Minim, Minat Petani Jamur untuk Berinovasi Olah Produk
Oleh
REGINA RUKMORINI
·3 menit baca
TEMANGGUNG, KOMPAS- Petani jamur di Kabupaten Temanggung, Jawa Tengah, relatif kurang berinovasi untuk mengolah produk hasil panen jamur. Kebanyakan dari mereka hanya memfokuskan diri untuk memproduksi, dan menjual jamur segar, demi memenuhi permintaan pasar.
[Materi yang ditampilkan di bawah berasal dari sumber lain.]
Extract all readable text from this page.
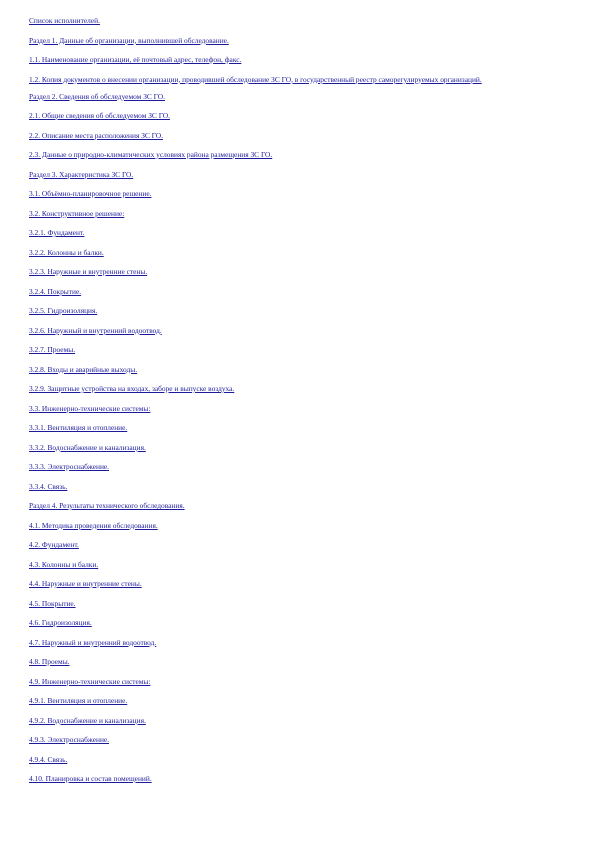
Список исполнителей.
Раздел 1. Данные об организации, выполнившей обследование.
1.1. Наименование организации, её почтовый адрес, телефон, факс.
1.2. Копия документов о внесении организации, проводившей обследование ЗС ГО, в государственный реестр саморегулируемых организаций.
Раздел 2. Сведения об обследуемом ЗС ГО.
2.1. Общие сведения об обследуемом ЗС ГО.
2.2. Описание места расположения ЗС ГО.
2.3. Данные о природно-климатических условиях района размещения ЗС ГО.
Раздел 3. Характеристика ЗС ГО.
3.1. Объёмно-планировочное решение.
3.2. Конструктивное решение:
3.2.1. Фундамент.
3.2.2. Колонны и балки.
3.2.3. Наружные и внутренние стены.
3.2.4. Покрытие.
3.2.5. Гидроизоляция.
3.2.6. Наружный и внутренний водоотвод.
3.2.7. Проемы.
3.2.8. Входы и аварийные выходы.
3.2.9. Защитные устройства на входах, заборе и выпуске воздуха.
3.3. Инженерно-технические системы:
3.3.1. Вентиляция и отопление.
3.3.2. Водоснабжение и канализация.
3.3.3. Электроснабжение.
3.3.4. Связь.
Раздел 4. Результаты технического обследования.
4.1. Методика проведения обследования.
4.2. Фундамент.
4.3. Колонны и балки.
4.4. Наружные и внутренние стены.
4.5. Покрытие.
4.6. Гидроизоляция.
4.7. Наружный и внутренний водоотвод.
4.8. Проемы.
4.9. Инженерно-технические системы:
4.9.1. Вентиляция и отопление.
4.9.2. Водоснабжение и канализация.
4.9.3. Электроснабжение.
4.9.4. Связь.
4.10. Планировка и состав помещений.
“Kami hanya terfokus untuk menggenjot volume panen jamur sebanyak-banyaknya, dan tidak sempat untuk memikirkan kegiatan sampingan lain seperti membuat makanan olahan jamur,” ujar Ardi Nurdiansyah, humas Paguyuban Petani Jamur Sindoro Sumbing Kabupaten Temanggung, Kamis (7/3/2019).
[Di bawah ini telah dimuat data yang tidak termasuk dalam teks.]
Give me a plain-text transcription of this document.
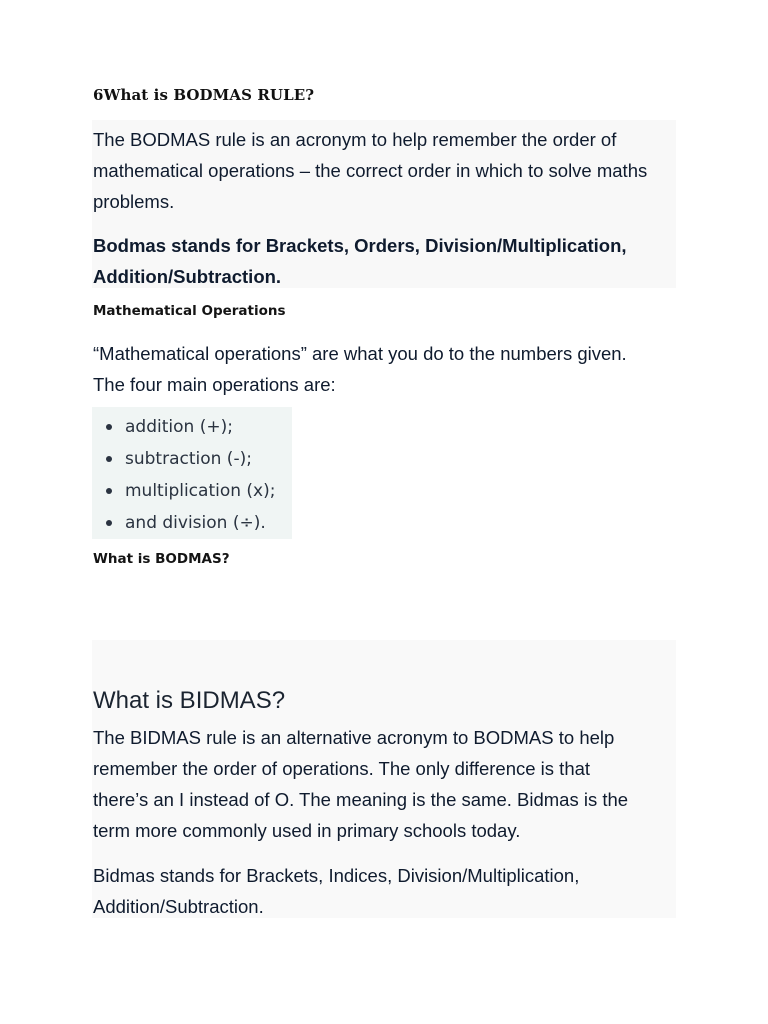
6What is BODMAS RULE?
The BODMAS rule is an acronym to help remember the order of
mathematical operations – the correct order in which to solve maths
problems.
Bodmas stands for Brackets, Orders, Division/Multiplication,
Addition/Subtraction.
Mathematical Operations
“Mathematical operations” are what you do to the numbers given.
The four main operations are:
addition (+);
subtraction (-);
multiplication (x);
and division (÷).
What is BODMAS?
What is BIDMAS?
The BIDMAS rule is an alternative acronym to BODMAS to help
remember the order of operations. The only difference is that
there’s an I instead of O. The meaning is the same. Bidmas is the
term more commonly used in primary schools today.
Bidmas stands for Brackets, Indices, Division/Multiplication,
Addition/Subtraction.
Jumlah petani yang tergabung dalam Paguyuban Petani Sindoro Sumbing mencapai sekitar 60 orang. Dari jumlah tersebut, hanya ada sekitar 15 petani yang sudah melakukan inovasi dengan mengolah jamur menjadi berbagai jenis makanan.
Biasanya, petani hanya akan membuat aneka makanan ketika ada produksi jamur sedang berlebih dan ada sisa yang tidak terserap pasar
Namun, inovasi untuk mengolah jamur itu pun belum bisa berlangsung kontinyu. “Biasanya, petani hanya akan membuat aneka makanan ketika ada produksi jamur sedang berlebih dan ada sisa yang tidak terserap pasar,” ujarnya.
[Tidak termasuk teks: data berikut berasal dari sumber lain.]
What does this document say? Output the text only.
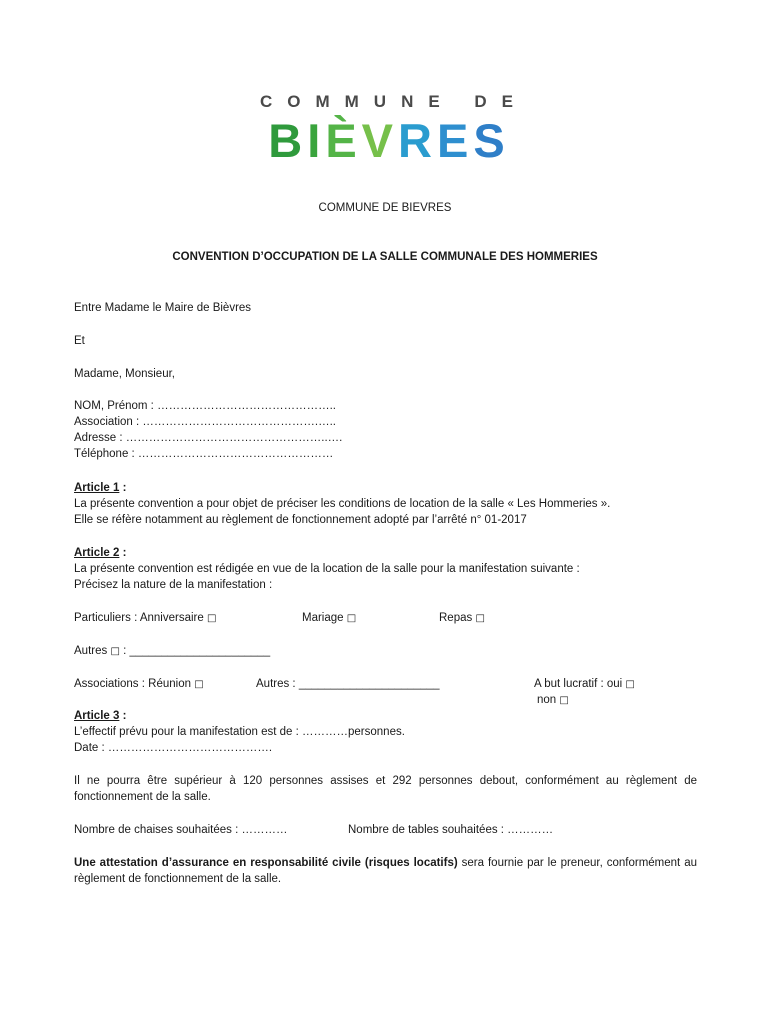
COMMUNE DE
BIÈVRES
COMMUNE DE BIEVRES
CONVENTION D’OCCUPATION DE LA SALLE COMMUNALE DES HOMMERIES
Entre Madame le Maire de Bièvres
Et
Madame, Monsieur,
NOM, Prénom : ………………………………………..
Association : ……………………………………….…..
Adresse : ……………………………………………..….
Téléphone : ……………………………………………
Article 1 :
La présente convention a pour objet de préciser les conditions de location de la salle « Les Hommeries ».
Elle se réfère notamment au règlement de fonctionnement adopté par l’arrêté n° 01-2017
Article 2 :
La présente convention est rédigée en vue de la location de la salle pour la manifestation suivante :
Précisez la nature de la manifestation :
Particuliers : Anniversaire □	Mariage □	Repas □
Autres □ : ______________________
Associations : Réunion □	Autres : ______________________	A but lucratif : oui □
non □
Article 3 :
L’effectif prévu pour la manifestation est de : …………personnes.
Date : …………………………………….
Il ne pourra être supérieur à 120 personnes assises et 292 personnes debout, conformément au règlement de fonctionnement de la salle.
Nombre de chaises souhaitées : …………	Nombre de tables souhaitées : …………
Une attestation d’assurance en responsabilité civile (risques locatifs) sera fournie par le preneur, conformément au règlement de fonctionnement de la salle.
Jumlah jamur yang diolah, menurut dia, juga tidak terlalu banyak. Salah satu petani yang mengolah jamur misalnya, hanya menghasilkan 10 kg keripik jamur per hari.
Ardi mengatakan, para petani jamur yang tergabung dalam Paguyuban Petani Jamur Sindoro Sumbing, memproduksi tiga jenis jamur yaitu jamur tiram, jamur kuping dan jamur Lingzhi. Produksi jamur tiram mencapai 1-3 ton jamur per hari, sedangkan produksi jamur kuping mencapai 1 ton per bulan. Adapun, produksi jamur Lingzhi per tiga bulan mencapai 100 kilogram atau satu kuintal.
Jamur kuping dan tiram adalah jamur yang biasa diolah menjadi campuran sayur, atau diolah menjadi aneka makanan ringan. Khusus untuk jamur lingzhi, diolah untuk menjadi bahan baku obat-obatan herbal. Untuk berbagai kebutuhan tersebut, tiga jenis jamur itu dijual, dikirimkan hingga ke Yogyakarta, Semarang, Tegal, Pemalang, dan ke berbagai kota di Kalimantan dan Bali.
Sodikin, pengurus di bagian riset dan pengembangan Paguyuban Petani Jamur Sindoro Sumbing, juga mengakui bahwa inovasi petani masih rendah.
“Untuk pengiriman ke tempat-tempat yang jauh seperti Kalimantan dan Bali, inovasi yang dilakukan petani barulah sebatas dengan terlebih dahulu mengolah, ataupun memproses, dan kemudian mengirimkan jamur dalam bentuk jamur kering atau bubuk,” ujarnya. Yang biasa dikirimkan dalam bentuk jamur kering ataupun bubuk adalah jamur tiram dan jamur kuping.
Pengolahan jamur menjadi jamur kering atau bubuk ini, dilakukan oleh sebagian petani untuk memenuhi permintaan dari pabrik. Kemampuan untuk memproses itu pun, belum dikuasai oleh seluruh petani.
Banyak petani masih ragu dan kurang percaya diri. Mereka tidak yakin produk olahan jamur bisa menarik minat banyak orang
Sodikin mengatakan, sebagian petani dari Paguyuban Petani Jamur Sindoro Sumbing sudah berhasil membuat 11 jenis makanan, hasil dari olahan jamur. Beragam olahan yang sudah berhasil dibuat itu antara lain adalah bakso, serundeng, abon, dan nugget. Namun, kreatifitas yang sudah dilakukan tersebut belum berhasil menarik minat dari banyak petani.
“Banyak petani masih ragu dan kurang percaya diri. Mereka tidak yakin produk olahan jamur bisa menarik minat banyak orang,” ujarnya.
Namun, seiring dengan perubahan gaya hidup masyarakat yang mulai mengarah ke tren gaya hidup sehat, jamur akan semakin banyak dicari dan diminati. Dari peningkatan permintaan tersebut, diharapkan akan semakin membuat petani bergairah untuk berinovasi, mengolah jamurnya menjadi beraneka ragam makanan.